Approach
In my Digital Humanities projects, I draw on recent developments in Large Language Models, generative AI, and modern web technologies to make research data and teaching materials transparent, versioned, and sustainable over time. Lightweight and reproducible technical infrastructures now make it possible to develop specialised tools for Hispanic linguistics without relying on extensive institutional IT resources.
I work openly, transparently, and in accordance with FAIR principles: data, workflows, and technical decisions should be understandable and reusable. For this reason, the complete source code of my projects — including build configurations, release workflows, and documentation — is freely accessible on GitHub.
Core Principles
FAIR Data Principles
All projects follow the FAIR principles to ensure that research outputs are:
- Findable: Persistent identifiers (DOIs) and indexed metadata
- Accessible: Open access where possible, with clear licensing
- Interoperable: Standard formats and documented interfaces
- Reusable: Comprehensive documentation and versioning
Open Source & Transparency
Complete transparency in technical implementation enables reproducibility and collaborative development.

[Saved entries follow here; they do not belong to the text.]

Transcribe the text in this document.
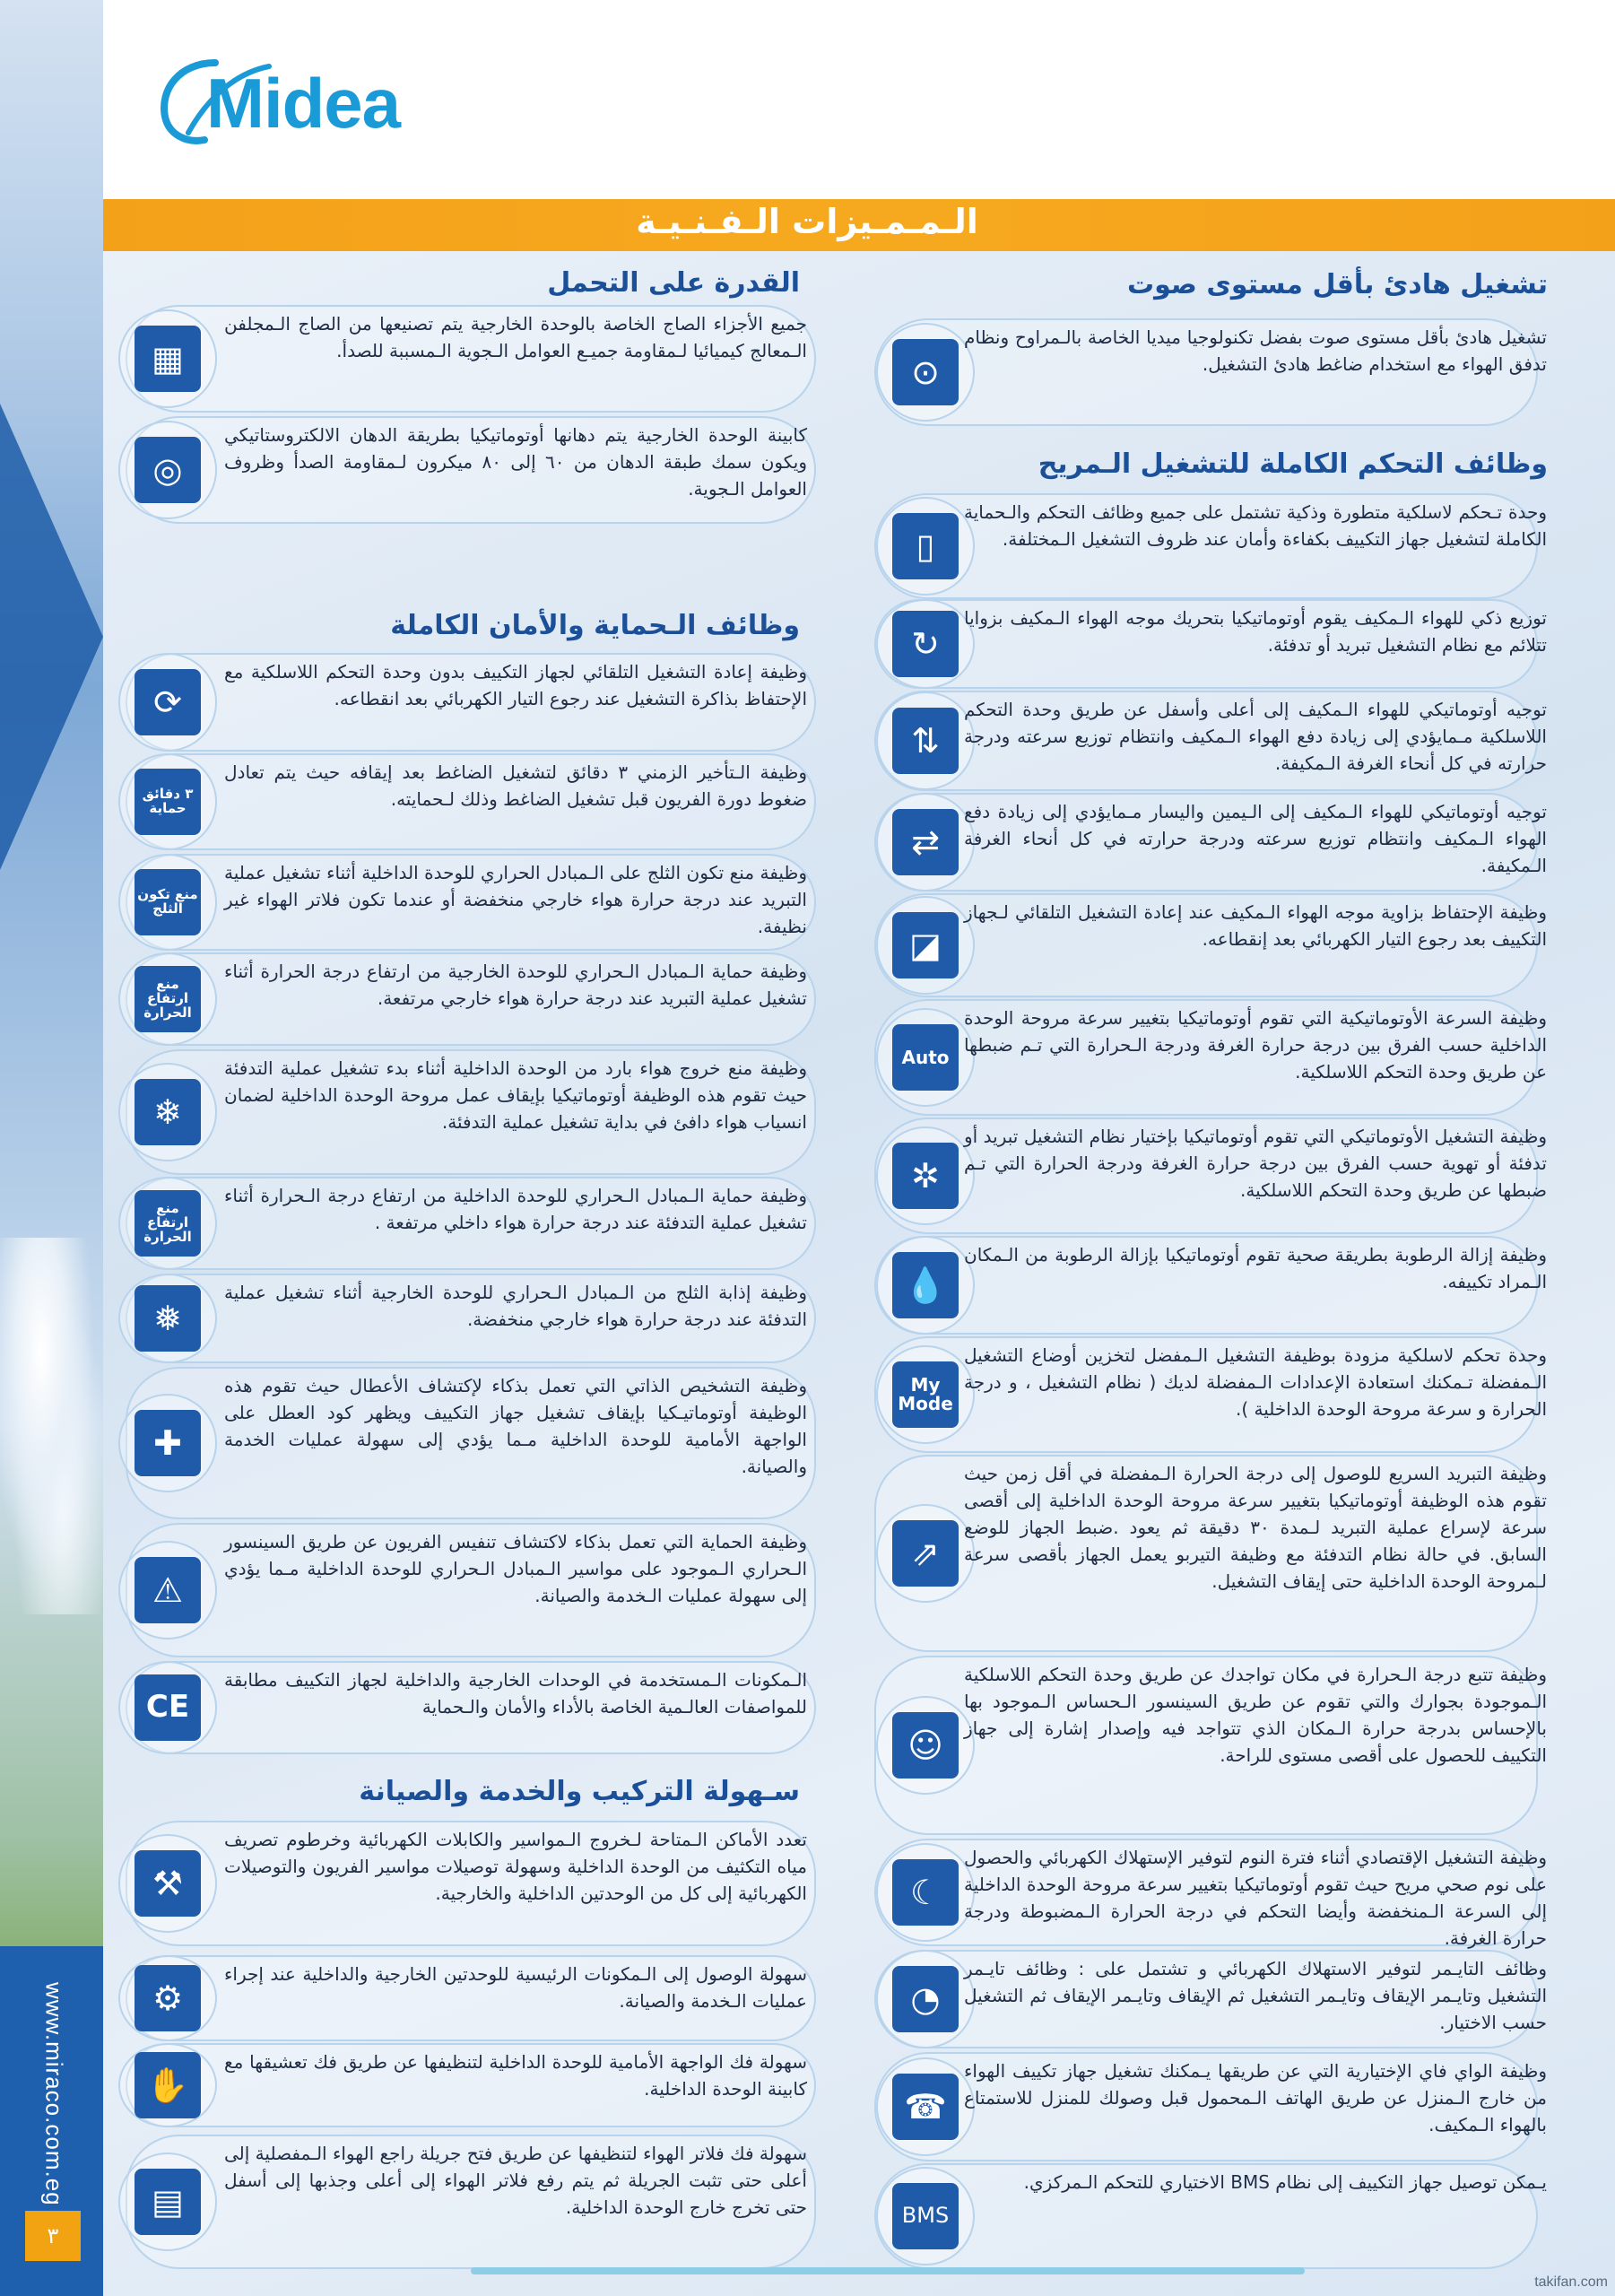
www.miraco.com.eg
٣
Midea
الـمـمـيزات الـفـنـيـة
تشغيل هادئ بأقل مستوى صوت
⊙
تشغيل هادئ بأقل مستوى صوت بفضل تكنولوجيا ميديا الخاصة بالـمراوح ونظام تدفق الهواء مع استخدام ضاغط هادئ التشغيل.
وظائف التحكم الكاملة للتشغيل الـمريح
▯
وحدة تـحكم لاسلكية متطورة وذكية تشتمل على جميع وظائف التحكم والـحماية الكاملة لتشغيل جهاز التكييف بكفاءة وأمان عند ظروف التشغيل الـمختلفة.
↻
توزيع ذكي للهواء الـمكيف يقوم أوتوماتيكيا بتحريك موجه الهواء الـمكيف بزوايا تتلائم مع نظام التشغيل تبريد أو تدفئة.
⇅
توجيه أوتوماتيكي للهواء الـمكيف إلى أعلى وأسفل عن طريق وحدة التحكم اللاسلكية مـمايؤدي إلى زيادة دفع الهواء الـمكيف وانتظام توزيع سرعته ودرجة حرارته في كل أنحاء الغرفة الـمكيفة.
⇄
توجيه أوتوماتيكي للهواء الـمكيف إلى الـيمين واليسار مـمايؤدي إلى زيادة دفع الهواء الـمكيف وانتظام توزيع سرعته ودرجة حرارته في كل أنحاء الغرفة الـمكيفة.
◪
وظيفة الإحتفاظ بزاوية موجه الهواء الـمكيف عند إعادة التشغيل التلقائي لـجهاز التكييف بعد رجوع التيار الكهربائي بعد إنقطاعه.
Auto
وظيفة السرعة الأوتوماتيكية التي تقوم أوتوماتيكيا بتغيير سرعة مروحة الوحدة الداخلية حسب الفرق بين درجة حرارة الغرفة ودرجة الـحرارة التي تـم ضبطها عن طريق وحدة التحكم اللاسلكية.
✲
وظيفة التشغيل الأوتوماتيكي التي تقوم أوتوماتيكيا بإختيار نظام التشغيل تبريد أو تدفئة أو تهوية حسب الفرق بين درجة حرارة الغرفة ودرجة الحرارة التي تـم ضبطها عن طريق وحدة التحكم اللاسلكية.
💧
وظيفة إزالة الرطوبة بطريقة صحية تقوم أوتوماتيكيا بإزالة الرطوبة من الـمكان الـمراد تكييفه.
My Mode
وحدة تحكم لاسلكية مزودة بوظيفة التشغيل الـمفضل لتخزين أوضاع التشغيل الـمفضلة تـمكنك استعادة الإعدادات الـمفضلة لديك ( نظام التشغيل ، و درجة الحرارة و سرعة مروحة الوحدة الداخلية ).
⇗
وظيفة التبريد السريع للوصول إلى درجة الحرارة الـمفضلة في أقل زمن حيث تقوم هذه الوظيفة أوتوماتيكيا بتغيير سرعة مروحة الوحدة الداخلية إلى أقصى سرعة لإسراع عملية التبريد لـمدة ٣٠ دقيقة ثم يعود .ضبط الجهاز للوضع السابق. في حالة نظام التدفئة مع وظيفة التيربو يعمل الجهاز بأقصى سرعة لـمروحة الوحدة الداخلية حتى إيقاف التشغيل.
☺
وظيفة تتبع درجة الـحرارة في مكان تواجدك عن طريق وحدة التحكم اللاسلكية الـموجودة بجوارك والتي تقوم عن طريق السينسور الـحساس الـموجود بها بالإحساس بدرجة حرارة الـمكان الذي تتواجد فيه وإصدار إشارة إلى جهاز التكييف للحصول على أقصى مستوى للراحة.
☾
وظيفة التشغيل الإقتصادي أثناء فترة النوم لتوفير الإستهلاك الكهربائي والحصول على نوم صحي مريح حيث تقوم أوتوماتيكيا بتغيير سرعة مروحة الوحدة الداخلية إلى السرعة الـمنخفضة وأيضا التحكم في درجة الحرارة الـمضبوطة ودرجة حرارة الغرفة.
◔
وظائف التايـمر لتوفير الاستهلاك الكهربائي و تشتمل على : وظائف تايـمر التشغيل وتايـمر الإيقاف وتايـمر التشغيل ثم الإيقاف وتايـمر الإيقاف ثم التشغيل حسب الاختيار.
☎
وظيفة الواي فاي الإختيارية التي عن طريقها يـمكنك تشغيل جهاز تكييف الهواء من خارج الـمنزل عن طريق الهاتف الـمحمول قبل وصولك للمنزل للاستمتاع بالهواء الـمكيف.
BMS
يـمكن توصيل جهاز التكييف إلى نظام BMS الاختياري للتحكم الـمركزي.
القدرة على التحمل
▦
جميع الأجزاء الصاج الخاصة بالوحدة الخارجية يتم تصنيعها من الصاج الـمجلفن الـمعالج كيميائيا لـمقاومة جميـع العوامل الـجوية الـمسببة للصدأ.
◎
كابينة الوحدة الخارجية يتم دهانها أوتوماتيكيا بطريقة الدهان الالكتروستاتيكي ويكون سمك طبقة الدهان من ٦٠ إلى ٨٠ ميكرون لـمقاومة الصدأ وظروف العوامل الـجوية.
وظائف الـحماية والأمان الكاملة
⟳
وظيفة إعادة التشغيل التلقائي لجهاز التكييف بدون وحدة التحكم اللاسلكية مع الإحتفاظ بذاكرة التشغيل عند رجوع التيار الكهربائي بعد انقطاعه.
٣ دقائق حماية
وظيفة الـتأخير الزمني ٣ دقائق لتشغيل الضاغط بعد إيقافه حيث يتم تعادل ضغوط دورة الفريون قبل تشغيل الضاغط وذلك لـحمايته.
منع تكون الثلج
وظيفة منع تكون الثلج على الـمبادل الحراري للوحدة الداخلية أثناء تشغيل عملية التبريد عند درجة حرارة هواء خارجي منخفضة أو عندما تكون فلاتر الهواء غير نظيفة.
منع ارتفاع الحرارة
وظيفة حماية الـمبادل الـحراري للوحدة الخارجية من ارتفاع درجة الحرارة أثناء تشغيل عملية التبريد عند درجة حرارة هواء خارجي مرتفعة.
❄
وظيفة منع خروج هواء بارد من الوحدة الداخلية أثناء بدء تشغيل عملية التدفئة حيث تقوم هذه الوظيفة أوتوماتيكيا بإيقاف عمل مروحة الوحدة الداخلية لضمان انسياب هواء دافئ في بداية تشغيل عملية التدفئة.
منع ارتفاع الحرارة
وظيفة حماية الـمبادل الـحراري للوحدة الداخلية من ارتفاع درجة الـحرارة أثناء تشغيل عملية التدفئة عند درجة حرارة هواء داخلي مرتفعة .
❅
وظيفة إذابة الثلج من الـمبادل الـحراري للوحدة الخارجية أثناء تشغيل عملية التدفئة عند درجة حرارة هواء خارجي منخفضة.
✚
وظيفة التشخيص الذاتي التي تعمل بذكاء لإكتشاف الأعطال حيث تقوم هذه الوظيفة أوتوماتيـكيا بإيقاف تشغيل جهاز التكييف ويظهر كود العطل على الواجهة الأمامية للوحدة الداخلية مـما يؤدي إلى سهولة عمليات الخدمة والصيانة.
⚠
وظيفة الحماية التي تعمل بذكاء لاكتشاف تنفيس الفريون عن طريق السينسور الـحراري الـموجود على مواسير الـمبادل الـحراري للوحدة الداخلية مـما يؤدي إلى سهولة عمليات الـخدمة والصيانة.
CE
الـمكونات الـمستخدمة في الوحدات الخارجية والداخلية لجهاز التكييف مطابقة للمواصفات العالـمية الخاصة بالأداء والأمان والـحماية
سـهولة التركيب والخدمة والصيانة
⚒
تعدد الأماكن الـمتاحة لـخروج الـمواسير والكابلات الكهربائية وخرطوم تصريف مياه التكثيف من الوحدة الداخلية وسهولة توصيلات مواسير الفريون والتوصيلات الكهربائية إلى كل من الوحدتين الداخلية والخارجية.
⚙
سهولة الوصول إلى الـمكونات الرئيسية للوحدتين الخارجية والداخلية عند إجراء عمليات الـخدمة والصيانة.
✋
سهولة فك الواجهة الأمامية للوحدة الداخلية لتنظيفها عن طريق فك تعشيقها مع كابينة الوحدة الداخلية.
▤
سهولة فك فلاتر الهواء لتنظيفها عن طريق فتح جريلة راجع الهواء الـمفصلية إلى أعلى حتى تثبت الجريلة ثم يتم رفع فلاتر الهواء إلى أعلى وجذبها إلى أسفل حتى تخرج خارج الوحدة الداخلية.
takifan.com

All code, configurations, and workflows are publicly available, allowing researchers to verify methods, adapt tools for their own needs, and contribute improvements.
Sustainable Infrastructure
By leveraging modern web technologies and containerization, projects maintain long-term viability without dependency on specific institutional resources. Static site generation, standardized data formats, and documented pipelines ensure that research remains accessible and functional over time.